Tax season is due to start in just a couple weeks, and many taxpayers who are expecting refunds may already be hoping to get a head start on preparing their returns.

Unfortunately, you can't count on having all the tax forms you'll need in order to fill in the blanks for the IRS by the Jan. 27 starting date of tax season. Below, we'll look at some of the most important dates in 2020 by which you can expect to receive key tax forms, along with why each form could be useful for you.

Tax forms and pencil on top of spread out pile of money.

Image source: Getty Images.

Jan. 31: A big date for tax data

The most common deadline for businesses and financial institutions to provide tax forms to filers this year is Jan. 31. By that date, you can expect to see the following forms:

  • Form W-2, which reports employment income, withheld taxes, and other key information.
  • Form 1099-INT, which reports interest income.
  • Form 1099-DIV, which reports dividend income.
  • Form 1099-R, which reports taxable distributions from retirement plans.
  • Form 1099-MISC for independent contractors receiving income from clients.
  • Form 1098, which reports deductible mortgage interest and fees.

Of these, the W-2 is by far the most common and important. Not only do wages and salaries constitute the largest share of income for most taxpayers, but the amount of taxes withheld from your paychecks will be a key factor in whether you owe the IRS money or will receive a refund. For a large fraction of the American population, the W-2 will be the only form they'll need to prepare their returns.

Those who have investment income can expect to receive a host of forms related to their portfolios, and most of that information should be in hand by Jan. 31 as well. However, it takes a bit longer for some tax information to become available. That can make the forms you get in late January misleading, in the sense that they could lull you into thinking you're ready to file when in fact you're not.

Feb. 15

For data that can require a bit more time to compile, the IRS has generally given institutions a Feb. 15 deadline to get forms out to taxpayers.
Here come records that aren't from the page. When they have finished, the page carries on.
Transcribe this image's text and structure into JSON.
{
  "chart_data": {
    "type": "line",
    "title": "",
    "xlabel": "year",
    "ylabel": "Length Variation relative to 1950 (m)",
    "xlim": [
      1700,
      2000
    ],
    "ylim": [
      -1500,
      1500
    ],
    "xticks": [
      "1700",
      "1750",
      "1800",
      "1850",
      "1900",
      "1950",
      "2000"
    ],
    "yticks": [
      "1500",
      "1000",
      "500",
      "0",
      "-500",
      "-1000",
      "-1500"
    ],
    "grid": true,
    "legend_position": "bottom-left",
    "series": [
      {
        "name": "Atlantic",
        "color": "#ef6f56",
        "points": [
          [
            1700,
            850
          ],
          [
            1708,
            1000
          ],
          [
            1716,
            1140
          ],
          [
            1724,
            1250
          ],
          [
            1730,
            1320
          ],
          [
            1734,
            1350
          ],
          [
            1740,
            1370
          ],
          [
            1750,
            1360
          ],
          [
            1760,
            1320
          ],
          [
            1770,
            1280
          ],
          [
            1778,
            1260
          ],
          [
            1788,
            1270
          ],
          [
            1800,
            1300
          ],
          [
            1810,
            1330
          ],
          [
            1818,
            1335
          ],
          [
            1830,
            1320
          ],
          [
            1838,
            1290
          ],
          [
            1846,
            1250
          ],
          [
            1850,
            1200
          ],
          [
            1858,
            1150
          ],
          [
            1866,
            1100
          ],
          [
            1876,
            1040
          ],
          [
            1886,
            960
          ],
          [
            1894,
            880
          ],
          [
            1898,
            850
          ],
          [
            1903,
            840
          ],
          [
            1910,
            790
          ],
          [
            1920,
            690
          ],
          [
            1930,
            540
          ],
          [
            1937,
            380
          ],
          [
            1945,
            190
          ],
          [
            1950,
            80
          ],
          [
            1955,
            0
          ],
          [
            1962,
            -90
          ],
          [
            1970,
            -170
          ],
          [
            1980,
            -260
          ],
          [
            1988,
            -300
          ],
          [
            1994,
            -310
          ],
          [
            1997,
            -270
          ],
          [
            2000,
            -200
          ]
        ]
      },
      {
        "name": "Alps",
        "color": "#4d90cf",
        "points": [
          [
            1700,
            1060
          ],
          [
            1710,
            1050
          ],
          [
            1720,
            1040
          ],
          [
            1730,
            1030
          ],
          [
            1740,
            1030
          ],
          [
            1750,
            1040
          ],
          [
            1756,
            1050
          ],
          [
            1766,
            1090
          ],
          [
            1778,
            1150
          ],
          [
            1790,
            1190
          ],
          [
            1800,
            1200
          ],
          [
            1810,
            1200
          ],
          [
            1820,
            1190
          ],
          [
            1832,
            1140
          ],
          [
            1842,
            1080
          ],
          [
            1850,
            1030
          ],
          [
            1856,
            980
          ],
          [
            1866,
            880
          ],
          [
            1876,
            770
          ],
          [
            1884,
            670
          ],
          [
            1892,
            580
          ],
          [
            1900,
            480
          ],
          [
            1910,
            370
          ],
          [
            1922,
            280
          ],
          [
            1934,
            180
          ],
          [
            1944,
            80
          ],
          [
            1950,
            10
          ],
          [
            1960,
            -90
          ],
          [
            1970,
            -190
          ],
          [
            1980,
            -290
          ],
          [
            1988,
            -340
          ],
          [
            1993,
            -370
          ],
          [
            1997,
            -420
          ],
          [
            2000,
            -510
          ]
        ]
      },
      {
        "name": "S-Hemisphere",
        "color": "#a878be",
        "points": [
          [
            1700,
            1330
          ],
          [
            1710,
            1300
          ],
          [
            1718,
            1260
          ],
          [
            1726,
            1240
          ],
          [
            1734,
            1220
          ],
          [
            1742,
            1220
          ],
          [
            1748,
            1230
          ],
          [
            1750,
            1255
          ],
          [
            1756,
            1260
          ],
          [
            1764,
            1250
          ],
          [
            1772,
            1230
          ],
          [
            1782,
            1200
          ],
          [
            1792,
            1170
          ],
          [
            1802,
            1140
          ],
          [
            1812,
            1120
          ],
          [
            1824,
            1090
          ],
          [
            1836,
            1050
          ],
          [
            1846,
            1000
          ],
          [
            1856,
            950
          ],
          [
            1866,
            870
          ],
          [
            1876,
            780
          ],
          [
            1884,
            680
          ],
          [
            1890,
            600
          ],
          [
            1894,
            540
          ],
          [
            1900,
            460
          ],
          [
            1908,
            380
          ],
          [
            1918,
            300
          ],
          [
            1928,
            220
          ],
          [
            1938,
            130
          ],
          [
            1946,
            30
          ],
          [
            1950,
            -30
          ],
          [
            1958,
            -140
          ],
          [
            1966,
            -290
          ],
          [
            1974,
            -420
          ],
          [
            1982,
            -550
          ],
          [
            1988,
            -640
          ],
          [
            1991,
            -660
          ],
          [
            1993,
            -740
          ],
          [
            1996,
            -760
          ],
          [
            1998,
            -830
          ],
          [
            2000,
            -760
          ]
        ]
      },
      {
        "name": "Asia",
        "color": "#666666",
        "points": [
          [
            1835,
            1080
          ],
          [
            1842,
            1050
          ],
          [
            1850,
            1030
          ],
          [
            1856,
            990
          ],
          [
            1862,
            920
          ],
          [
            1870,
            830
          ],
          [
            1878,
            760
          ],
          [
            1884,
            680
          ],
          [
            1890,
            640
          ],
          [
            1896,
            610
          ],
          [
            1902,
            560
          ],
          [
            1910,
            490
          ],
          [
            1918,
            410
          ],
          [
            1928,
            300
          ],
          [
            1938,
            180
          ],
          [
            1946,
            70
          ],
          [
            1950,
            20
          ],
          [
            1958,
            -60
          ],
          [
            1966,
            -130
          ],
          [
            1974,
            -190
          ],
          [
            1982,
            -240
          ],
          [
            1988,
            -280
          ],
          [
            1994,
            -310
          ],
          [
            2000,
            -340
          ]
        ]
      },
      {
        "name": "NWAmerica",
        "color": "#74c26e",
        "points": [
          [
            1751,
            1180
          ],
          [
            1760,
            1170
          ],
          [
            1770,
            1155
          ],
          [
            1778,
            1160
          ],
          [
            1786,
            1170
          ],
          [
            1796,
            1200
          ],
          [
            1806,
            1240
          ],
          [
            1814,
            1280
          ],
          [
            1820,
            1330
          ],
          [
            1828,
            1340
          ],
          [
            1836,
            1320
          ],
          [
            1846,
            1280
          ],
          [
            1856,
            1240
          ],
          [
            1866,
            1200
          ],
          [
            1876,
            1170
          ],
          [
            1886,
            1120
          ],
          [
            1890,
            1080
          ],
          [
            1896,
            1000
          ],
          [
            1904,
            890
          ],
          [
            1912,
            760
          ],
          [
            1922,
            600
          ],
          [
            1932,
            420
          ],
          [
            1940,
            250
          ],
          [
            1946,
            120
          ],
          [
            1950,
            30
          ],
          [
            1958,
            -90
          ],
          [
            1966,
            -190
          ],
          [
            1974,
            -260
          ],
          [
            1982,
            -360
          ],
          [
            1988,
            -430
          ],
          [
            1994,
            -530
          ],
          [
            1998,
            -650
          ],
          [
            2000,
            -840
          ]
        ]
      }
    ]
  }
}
Those include:

  • Form 1099-B, which reports sales of investments in brokerage accounts.
  • Form 1099-S, which reports real estate sales.
  • Form 1099-MISC for items other than compensation for services.

The information on Form 1099-B is especially vital in calculating the amount of capital gains or losses that you'll have to report. Included on Form 1099-B are your broker's data on your cost basis, the proceeds you received from each sale, and how the profits or losses get categorized (short term vs. long term). You'll want to check this information closely for disparities because any mismatches between what you file and what the 1099-B form says could raise red flags at the IRS.

March 15: K-1s from electing large partnerships

Most people who own stocks, bonds, and other typical investments will have their income from those investments reported on various 1099 forms. However, if you invest in a partnership, you'll get tax information related to it on a Schedule K-1, and these forms take longer to complete. Electing large partnerships are required to provide K-1s to their investors by March 15.

April 15: K-1s from smaller partnerships

Among entities using Schedule K-1 to report tax information, those that don't qualify as an electing large partnership have until April 15 to provide forms to their investors. That basically means that investors in such vehicles will have little choice but to request an extension from the IRS, which will allow them to file their returns after the standard April 15 deadline.

How to handle late forms

Despite the government's rules, and businesses' and institutions' best efforts, not all taxpayers get all their forms on time. If you're one of them, the first thing to do is to contact your employer or the financial institution involved. Sometimes, forms get lost, but it's almost certain that the IRS will have gotten copies of all the paperwork you should have received. Failing to report any income that shows up on those forms is a surefire invitation for an audit.

Nobody wants to wait for tax forms when they have a refund coming, but filing before you have all the necessary information can create big problems. By knowing when forms should come in, you'll be able to have a better idea of when you can file and start the process of getting your tax refund.